The LU decomposition with KLU goes much the same way as it did in CSparse. Like CHOLMOD, KLU uses a common object:

klu_l_common kcommon;
klu_l_defaults( &kcommon );
klu_l_symbolic * KS = klu_l_analyze( 15,
                                     reinterpret_cast<long*>(G->p),
                                     reinterpret_cast<long*>(G->i),
                                     &kcommon );
klu_l_numeric  * KN = klu_l_factor(  reinterpret_cast<long*>(G->p),
                                     reinterpret_cast<long*>(G->i),
                                     reinterpret_cast<double*>(G->x),
                                     KS,
                                     &kcommon );
klu_l_solve ( KS,          // Symbolic factorization
              KN,          // Numeric
              15,
              3,
              reinterpret_cast<double*>(Adense->x),
              &kcommon );

// convert to cholmod_sparse
cholmod_sparse * A = cholmod_l_dense_to_sparse( Adense, 1, cc );

Now we use SPQR to get the Q matrix:

cholmod_sparse *Q, *R;   // outputs
assert( SuiteSparseQR<double> ( SPQR_ORDERING_DEFAULT, SPQR_DEFAULT_TOL, 3, A,
                                &Q, &R, nullptr, cc ) >= 0);

Notice in this case the “thin” (15x3) Q result is directly available as a sparse matrix, a feature not offered by either Eigen or CSparse.

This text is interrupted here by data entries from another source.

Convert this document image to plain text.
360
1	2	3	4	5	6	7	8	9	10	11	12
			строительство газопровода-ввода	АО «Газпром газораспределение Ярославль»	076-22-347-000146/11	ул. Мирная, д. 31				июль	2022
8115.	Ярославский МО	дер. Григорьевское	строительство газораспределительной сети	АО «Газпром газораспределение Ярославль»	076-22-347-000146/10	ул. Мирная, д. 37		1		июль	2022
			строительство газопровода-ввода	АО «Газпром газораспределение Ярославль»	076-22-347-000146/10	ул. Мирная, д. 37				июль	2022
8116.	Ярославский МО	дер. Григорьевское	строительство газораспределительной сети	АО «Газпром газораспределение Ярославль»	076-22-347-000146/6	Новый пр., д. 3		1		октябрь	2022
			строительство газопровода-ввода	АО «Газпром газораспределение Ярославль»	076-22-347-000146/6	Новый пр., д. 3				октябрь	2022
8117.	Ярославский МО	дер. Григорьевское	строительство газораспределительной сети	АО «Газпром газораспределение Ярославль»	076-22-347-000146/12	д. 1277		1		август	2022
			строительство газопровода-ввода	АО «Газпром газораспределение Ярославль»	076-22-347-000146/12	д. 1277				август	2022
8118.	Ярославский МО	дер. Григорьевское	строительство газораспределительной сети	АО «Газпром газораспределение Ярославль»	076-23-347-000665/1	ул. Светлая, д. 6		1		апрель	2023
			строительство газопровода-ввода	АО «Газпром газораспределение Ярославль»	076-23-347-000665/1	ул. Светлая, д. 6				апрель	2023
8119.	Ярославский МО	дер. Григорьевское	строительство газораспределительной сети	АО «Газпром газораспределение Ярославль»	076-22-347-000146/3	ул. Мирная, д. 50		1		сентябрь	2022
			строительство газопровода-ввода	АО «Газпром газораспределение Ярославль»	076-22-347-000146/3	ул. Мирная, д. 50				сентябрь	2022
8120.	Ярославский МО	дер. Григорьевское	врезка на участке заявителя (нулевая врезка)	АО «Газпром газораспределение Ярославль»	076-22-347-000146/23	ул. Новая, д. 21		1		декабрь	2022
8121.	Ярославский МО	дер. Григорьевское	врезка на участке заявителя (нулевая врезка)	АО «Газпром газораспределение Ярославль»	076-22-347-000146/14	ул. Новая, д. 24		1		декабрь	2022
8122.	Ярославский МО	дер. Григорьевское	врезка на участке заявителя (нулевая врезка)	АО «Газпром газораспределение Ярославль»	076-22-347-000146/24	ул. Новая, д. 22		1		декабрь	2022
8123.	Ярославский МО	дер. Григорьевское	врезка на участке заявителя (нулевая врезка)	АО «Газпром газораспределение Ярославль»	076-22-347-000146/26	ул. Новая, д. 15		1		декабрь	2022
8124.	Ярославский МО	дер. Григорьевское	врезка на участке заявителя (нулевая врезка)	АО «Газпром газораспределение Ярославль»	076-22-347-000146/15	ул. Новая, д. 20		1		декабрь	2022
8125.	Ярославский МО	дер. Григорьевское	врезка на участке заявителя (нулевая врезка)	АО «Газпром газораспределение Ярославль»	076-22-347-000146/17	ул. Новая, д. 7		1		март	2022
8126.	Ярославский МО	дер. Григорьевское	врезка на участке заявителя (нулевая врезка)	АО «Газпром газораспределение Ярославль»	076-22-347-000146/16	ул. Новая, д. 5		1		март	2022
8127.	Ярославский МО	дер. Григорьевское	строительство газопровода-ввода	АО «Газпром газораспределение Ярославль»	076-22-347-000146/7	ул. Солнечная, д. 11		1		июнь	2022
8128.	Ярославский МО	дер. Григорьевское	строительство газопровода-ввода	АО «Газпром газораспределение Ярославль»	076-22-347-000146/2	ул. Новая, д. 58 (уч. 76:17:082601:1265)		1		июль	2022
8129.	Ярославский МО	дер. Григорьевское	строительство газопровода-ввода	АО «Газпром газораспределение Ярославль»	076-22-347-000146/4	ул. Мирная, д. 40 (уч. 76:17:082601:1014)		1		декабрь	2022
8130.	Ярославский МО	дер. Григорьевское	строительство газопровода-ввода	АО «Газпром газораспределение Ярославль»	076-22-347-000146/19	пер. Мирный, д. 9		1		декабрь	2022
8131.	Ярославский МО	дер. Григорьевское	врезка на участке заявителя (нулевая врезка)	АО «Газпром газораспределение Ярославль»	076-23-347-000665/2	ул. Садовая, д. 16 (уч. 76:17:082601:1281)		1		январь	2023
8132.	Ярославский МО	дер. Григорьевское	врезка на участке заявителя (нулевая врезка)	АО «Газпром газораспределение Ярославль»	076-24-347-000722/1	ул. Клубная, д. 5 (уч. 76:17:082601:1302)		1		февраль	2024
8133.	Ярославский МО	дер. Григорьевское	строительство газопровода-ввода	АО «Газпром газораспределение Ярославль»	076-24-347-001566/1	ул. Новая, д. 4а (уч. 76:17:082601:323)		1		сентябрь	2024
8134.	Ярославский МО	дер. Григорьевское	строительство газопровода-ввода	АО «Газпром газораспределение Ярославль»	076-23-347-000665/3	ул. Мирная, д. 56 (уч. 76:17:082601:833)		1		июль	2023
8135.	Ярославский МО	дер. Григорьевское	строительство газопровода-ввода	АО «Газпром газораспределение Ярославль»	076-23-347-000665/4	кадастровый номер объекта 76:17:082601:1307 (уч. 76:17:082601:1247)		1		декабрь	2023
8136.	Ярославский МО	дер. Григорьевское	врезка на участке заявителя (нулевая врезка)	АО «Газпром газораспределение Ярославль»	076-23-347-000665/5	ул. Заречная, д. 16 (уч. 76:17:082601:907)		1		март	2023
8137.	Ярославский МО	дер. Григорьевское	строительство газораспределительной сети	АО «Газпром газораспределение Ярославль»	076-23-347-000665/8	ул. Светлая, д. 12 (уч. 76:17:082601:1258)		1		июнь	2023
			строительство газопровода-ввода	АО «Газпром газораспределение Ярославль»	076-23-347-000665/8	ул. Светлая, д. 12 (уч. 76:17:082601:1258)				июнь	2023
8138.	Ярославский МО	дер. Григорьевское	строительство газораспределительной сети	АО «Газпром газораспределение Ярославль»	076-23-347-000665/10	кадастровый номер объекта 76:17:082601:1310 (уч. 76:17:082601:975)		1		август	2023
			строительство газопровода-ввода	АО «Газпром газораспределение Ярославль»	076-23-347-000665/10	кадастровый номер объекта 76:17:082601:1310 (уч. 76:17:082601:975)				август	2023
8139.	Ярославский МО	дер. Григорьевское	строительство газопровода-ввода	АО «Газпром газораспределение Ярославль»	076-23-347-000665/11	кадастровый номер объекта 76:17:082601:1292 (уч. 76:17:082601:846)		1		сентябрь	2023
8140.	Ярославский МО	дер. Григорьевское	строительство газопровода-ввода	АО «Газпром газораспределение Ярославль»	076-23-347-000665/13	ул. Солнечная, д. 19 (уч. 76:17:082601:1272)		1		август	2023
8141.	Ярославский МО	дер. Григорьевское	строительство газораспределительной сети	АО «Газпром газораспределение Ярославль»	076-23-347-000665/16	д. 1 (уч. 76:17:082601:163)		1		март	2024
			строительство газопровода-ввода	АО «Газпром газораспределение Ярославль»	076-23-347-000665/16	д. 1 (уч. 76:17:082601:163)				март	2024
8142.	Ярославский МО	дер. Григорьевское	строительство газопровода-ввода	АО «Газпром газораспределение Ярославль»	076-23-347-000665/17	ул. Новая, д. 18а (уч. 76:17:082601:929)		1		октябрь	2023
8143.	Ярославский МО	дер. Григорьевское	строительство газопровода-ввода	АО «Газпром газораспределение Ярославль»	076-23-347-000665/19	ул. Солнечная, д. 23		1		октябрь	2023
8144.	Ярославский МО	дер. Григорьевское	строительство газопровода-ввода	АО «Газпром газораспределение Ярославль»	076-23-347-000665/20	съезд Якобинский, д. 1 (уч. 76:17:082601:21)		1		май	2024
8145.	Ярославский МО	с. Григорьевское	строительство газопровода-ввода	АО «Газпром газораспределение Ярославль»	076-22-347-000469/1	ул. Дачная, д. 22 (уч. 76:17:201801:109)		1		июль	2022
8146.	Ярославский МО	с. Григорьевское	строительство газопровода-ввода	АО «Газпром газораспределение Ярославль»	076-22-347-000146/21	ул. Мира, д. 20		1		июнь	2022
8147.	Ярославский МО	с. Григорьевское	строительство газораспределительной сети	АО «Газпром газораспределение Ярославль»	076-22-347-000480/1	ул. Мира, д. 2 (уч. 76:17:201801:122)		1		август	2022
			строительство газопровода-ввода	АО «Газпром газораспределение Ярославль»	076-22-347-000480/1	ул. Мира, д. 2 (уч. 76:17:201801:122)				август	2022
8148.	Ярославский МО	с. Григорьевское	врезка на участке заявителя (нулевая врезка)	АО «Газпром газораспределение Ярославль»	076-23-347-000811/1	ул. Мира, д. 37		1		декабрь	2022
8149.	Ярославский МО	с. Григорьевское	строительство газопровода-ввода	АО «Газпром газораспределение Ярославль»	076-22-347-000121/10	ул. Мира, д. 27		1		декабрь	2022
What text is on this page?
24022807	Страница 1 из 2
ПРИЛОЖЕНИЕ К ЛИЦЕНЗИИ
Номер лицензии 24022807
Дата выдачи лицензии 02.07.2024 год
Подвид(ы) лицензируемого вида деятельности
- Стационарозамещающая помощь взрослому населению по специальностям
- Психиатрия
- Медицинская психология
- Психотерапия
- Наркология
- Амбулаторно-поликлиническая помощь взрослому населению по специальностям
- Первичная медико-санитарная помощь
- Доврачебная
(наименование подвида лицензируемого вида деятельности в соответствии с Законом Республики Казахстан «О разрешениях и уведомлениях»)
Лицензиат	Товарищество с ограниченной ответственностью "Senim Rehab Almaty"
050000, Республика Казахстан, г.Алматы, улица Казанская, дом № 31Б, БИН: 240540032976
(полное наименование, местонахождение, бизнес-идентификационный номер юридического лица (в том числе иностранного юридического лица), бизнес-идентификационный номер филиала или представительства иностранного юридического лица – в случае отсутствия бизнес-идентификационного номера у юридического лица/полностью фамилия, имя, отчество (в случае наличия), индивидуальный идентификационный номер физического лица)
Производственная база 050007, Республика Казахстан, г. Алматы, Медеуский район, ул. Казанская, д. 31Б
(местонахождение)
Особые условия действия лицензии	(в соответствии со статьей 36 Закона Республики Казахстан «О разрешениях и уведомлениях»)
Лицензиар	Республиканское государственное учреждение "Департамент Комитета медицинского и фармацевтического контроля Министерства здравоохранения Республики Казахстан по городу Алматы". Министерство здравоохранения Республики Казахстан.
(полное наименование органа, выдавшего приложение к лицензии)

Aside: Implementation and Raw Loops

One place where I think Modern C++ could make a big impact in all of these libraries is in the use of standard algorithms. When you think about it, operations on sparse matrices come down to manipulating sorted sequences and efficiently handling containers - the bread and butter of the standard library. I suspect many of the core algorithms could be replaced with much more elegant code using <algorithm>, and with the Parallelism TS you’d have a natural upgrade path to acceleration.

Conclusions

If I were starting a new project I might find a way to re-use the architecture of a recent C++11/14 library, like Blaze, and add bindings for SuiteSparse to the back end. If a more permissive license than LGPL is needed, working to improve Eigen might be the better bet.

The full versions of the above code can be found on GitHub.